Katherine B. Shelor – Jenna from Waitress:

Waitress pic

Fox Searchlight Pictures

I expect a lot of people have forgotten about this movie, but when I cast back through movies I’ve seen and women I’ve admired, Jenna stood out as the most relatable female character and also one of the strongest. She is in an unhappy and abusive marriage, faces an unwanted pregnancy that could further trap her in that marriage, has an affair with an unhappy man, but in the end finds strength through the child she didn’t want, and leaves both her abusive husband and her lover because neither offered her anything worth having. She is an ordinary woman with ordinary fears and struggles, and I admire her for the way she ultimately casts off the men that were holding her captive (while still being all she knew, and thus representing a familiar life), and goes forward independently.

It must be noted that it is a gift of money from a dying man that allows her to be so independent, but I like to think she would’ve gotten there on her own, anyway.

Redhead at the Movies – Merida from Brave:

Walt Disney Studios

Walt Disney Studios

While it’s increasingly apparent that we need more complex, interesting female characters in film–female characters who don’t simply fall into superficial categories like “strong” or “weak” but who have a wider palate of emotional responses and personality traits–I’d still say there are a lot of female characters out there to be inspired by, if you know where to look. The reason I’m picking Merida–an animated, Disney princess (essentially)–is because she was the first “Disney princess” who I felt I could relate to. Maybe I am biased because people often joke that I look like her, but in a way, even that’s related to what makes her so admirable to me as a character; she is a Disney princess who doesn’t look or act like any other Disney princess who’d come before. She is strong but still exhibits fear and vulnerability and has to grapple with those emotions rather than let them overcome her. She is funny and dynamic. She is athletic and beautiful and charming but also clumsy and silly and childlike. She doesn’t need a prince to save or fulfill her, and she takes initiative and responsibility for her own mistakes and stays true to herself and her own goals. I admire Merida, but mostly I admire Disney and Pixar for finally coming together to create a character like Merida, one which I wish I’d had when I was growing up. But better late than never, and we can only hope that more princes and princesses will continue to come along that do things on their own terms just like Merida.

Grace Porter – Maude from Harold and Maude:


“Everyone has the right to make an ass out of themselves. You just can’t let the world judge you too much.” -Maude

I’m not sure how many of my peers have seen this 1971 cult classic. Harold and Maude is a weird fuckin’ film but still my favorite to this day. There are many multidimensional, female characters worthy of this list: the strong, likeable, witty, powerful, smart, badasses who certainly deserve more recognition than they get. But in determining the female character I most admire, that is certainly Maude. Maude is a car-stealing, funeral-crashing, 79-year-old woman, whose traumatic past has seemingly ignited in her a quest to live and love fully. She’s brazen, unapologetic, and certainly eccentric, and Ruth Gordon’s brilliant performance keeps this unforgettable character from turning into a mere caricature. While I identify more with Harold and readily admit Maude and I have little in common, I admire the hell out of her.

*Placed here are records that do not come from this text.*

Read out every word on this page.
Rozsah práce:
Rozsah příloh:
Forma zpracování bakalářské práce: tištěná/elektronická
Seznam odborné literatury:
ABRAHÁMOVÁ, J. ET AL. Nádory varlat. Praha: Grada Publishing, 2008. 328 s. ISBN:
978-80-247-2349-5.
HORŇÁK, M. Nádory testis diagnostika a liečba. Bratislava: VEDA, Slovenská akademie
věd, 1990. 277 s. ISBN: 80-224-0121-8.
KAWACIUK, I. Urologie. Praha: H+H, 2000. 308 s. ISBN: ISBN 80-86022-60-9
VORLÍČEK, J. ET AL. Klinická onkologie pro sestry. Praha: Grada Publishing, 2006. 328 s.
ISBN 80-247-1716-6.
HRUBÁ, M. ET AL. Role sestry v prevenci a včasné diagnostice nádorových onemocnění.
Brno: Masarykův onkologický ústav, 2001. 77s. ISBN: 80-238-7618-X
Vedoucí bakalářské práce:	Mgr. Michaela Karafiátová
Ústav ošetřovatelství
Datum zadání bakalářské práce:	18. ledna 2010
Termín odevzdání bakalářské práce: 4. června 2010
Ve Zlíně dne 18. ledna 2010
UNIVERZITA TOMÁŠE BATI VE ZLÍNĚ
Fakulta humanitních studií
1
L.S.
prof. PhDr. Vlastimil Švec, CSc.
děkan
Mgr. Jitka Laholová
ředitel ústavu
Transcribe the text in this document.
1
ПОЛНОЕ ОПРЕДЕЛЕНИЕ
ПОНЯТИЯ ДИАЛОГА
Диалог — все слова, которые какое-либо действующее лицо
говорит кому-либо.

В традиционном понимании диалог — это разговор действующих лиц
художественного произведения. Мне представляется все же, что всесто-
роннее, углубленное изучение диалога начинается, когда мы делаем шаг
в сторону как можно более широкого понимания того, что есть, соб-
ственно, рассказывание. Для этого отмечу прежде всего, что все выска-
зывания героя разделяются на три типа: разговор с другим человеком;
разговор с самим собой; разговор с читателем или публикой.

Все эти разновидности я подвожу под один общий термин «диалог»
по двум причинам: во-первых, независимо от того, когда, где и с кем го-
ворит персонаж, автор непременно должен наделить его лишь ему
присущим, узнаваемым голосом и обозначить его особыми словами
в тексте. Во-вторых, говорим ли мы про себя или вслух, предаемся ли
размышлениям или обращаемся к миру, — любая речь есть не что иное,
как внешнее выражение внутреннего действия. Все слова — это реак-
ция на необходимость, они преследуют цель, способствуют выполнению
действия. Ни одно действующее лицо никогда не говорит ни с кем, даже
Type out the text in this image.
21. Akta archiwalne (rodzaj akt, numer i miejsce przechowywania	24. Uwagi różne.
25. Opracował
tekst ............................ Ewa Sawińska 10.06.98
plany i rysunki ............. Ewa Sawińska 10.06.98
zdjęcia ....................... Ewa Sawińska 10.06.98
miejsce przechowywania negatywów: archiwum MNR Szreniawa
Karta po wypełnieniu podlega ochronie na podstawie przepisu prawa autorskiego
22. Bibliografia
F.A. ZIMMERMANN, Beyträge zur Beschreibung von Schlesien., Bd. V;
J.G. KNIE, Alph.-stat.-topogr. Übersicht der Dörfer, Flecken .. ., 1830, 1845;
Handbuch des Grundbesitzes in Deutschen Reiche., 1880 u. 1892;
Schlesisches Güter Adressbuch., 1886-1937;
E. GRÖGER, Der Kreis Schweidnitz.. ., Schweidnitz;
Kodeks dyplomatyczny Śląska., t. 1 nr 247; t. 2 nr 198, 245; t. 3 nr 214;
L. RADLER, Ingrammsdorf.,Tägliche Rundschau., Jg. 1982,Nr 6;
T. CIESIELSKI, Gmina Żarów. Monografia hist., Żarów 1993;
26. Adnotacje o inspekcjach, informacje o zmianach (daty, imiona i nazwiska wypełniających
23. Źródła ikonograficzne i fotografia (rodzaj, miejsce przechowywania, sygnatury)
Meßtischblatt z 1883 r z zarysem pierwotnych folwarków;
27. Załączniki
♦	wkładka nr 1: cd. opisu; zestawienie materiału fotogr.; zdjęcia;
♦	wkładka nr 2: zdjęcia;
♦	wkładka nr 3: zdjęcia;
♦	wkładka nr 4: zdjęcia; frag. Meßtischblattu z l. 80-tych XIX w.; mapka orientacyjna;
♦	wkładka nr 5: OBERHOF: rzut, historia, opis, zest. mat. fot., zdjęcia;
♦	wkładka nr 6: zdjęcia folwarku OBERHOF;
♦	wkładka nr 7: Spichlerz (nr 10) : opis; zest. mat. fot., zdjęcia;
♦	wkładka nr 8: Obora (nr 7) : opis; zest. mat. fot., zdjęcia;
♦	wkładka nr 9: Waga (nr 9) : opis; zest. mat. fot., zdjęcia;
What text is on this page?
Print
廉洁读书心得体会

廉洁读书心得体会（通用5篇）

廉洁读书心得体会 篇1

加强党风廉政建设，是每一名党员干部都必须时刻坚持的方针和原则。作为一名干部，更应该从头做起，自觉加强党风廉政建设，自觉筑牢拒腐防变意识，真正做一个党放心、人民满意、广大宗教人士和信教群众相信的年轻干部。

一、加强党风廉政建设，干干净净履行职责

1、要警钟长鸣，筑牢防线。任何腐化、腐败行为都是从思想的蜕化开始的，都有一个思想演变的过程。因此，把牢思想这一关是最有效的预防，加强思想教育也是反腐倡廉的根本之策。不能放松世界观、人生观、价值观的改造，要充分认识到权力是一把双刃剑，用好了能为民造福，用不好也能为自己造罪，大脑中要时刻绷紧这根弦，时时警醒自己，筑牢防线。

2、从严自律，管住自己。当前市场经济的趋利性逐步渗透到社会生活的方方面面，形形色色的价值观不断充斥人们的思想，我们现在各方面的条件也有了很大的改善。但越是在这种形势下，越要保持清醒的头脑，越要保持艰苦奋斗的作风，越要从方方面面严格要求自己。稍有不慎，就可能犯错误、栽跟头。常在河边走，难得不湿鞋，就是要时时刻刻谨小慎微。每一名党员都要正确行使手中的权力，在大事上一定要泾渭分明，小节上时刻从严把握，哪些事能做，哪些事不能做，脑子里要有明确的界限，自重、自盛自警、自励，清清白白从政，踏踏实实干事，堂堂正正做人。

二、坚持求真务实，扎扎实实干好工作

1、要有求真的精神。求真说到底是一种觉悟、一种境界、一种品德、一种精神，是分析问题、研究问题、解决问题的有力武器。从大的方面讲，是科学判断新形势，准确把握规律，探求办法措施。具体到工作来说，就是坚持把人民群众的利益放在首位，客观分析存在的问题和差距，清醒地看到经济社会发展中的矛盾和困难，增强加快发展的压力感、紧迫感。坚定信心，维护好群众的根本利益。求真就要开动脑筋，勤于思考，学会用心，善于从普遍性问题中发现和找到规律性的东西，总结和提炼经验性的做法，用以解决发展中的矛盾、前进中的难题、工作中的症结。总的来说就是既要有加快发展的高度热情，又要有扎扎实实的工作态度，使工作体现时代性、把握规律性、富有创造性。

Schyler Martin – Lisa Simpson from The Simpsons:
Lisa Simpson
Has there ever been a more inspiring female character (and maybe character in general) than eight-year-old Lisa Simpson? I doubt it. Lisa embraces her femininity and realizes that being a woman isn’t a weakness at all but a strength. She isn’t afraid to speak her mind, she’s smarter than just about everyone around her, and she strives to be worldly and cultured. Lisa cares about things, really cares, in a way that most people don’t even attempt. Though she sometimes doubts herself, at the end of the day, Lisa knows who she is, and she’s proud of it. When Lisa wants to change something in the world, she gets up and changes it. Lisa Simpson is the ultimate TV feminist, and what a blessing it was to grow up watching her.

Tea Lacson – Mulan from Mulan

Yes, the Asian picked an Asian woman as the woman she finds most admirable. Despite my insistence to avoid a cliche selection, I cannot deny the fact Mulan continues to inspire me, even through adulthood. My greatest takeaways from Mulan are:
1. Think and act quickly.
2. Show the guys how a woman handles training sessions.
3. Be outspoken.
4. Don’t deny your true self.
These run in the back of my mind, and I continually find a way to make these manifest in myself. Whenever a change occurs in my life, it calls for going Mulan by chopping off all my hair.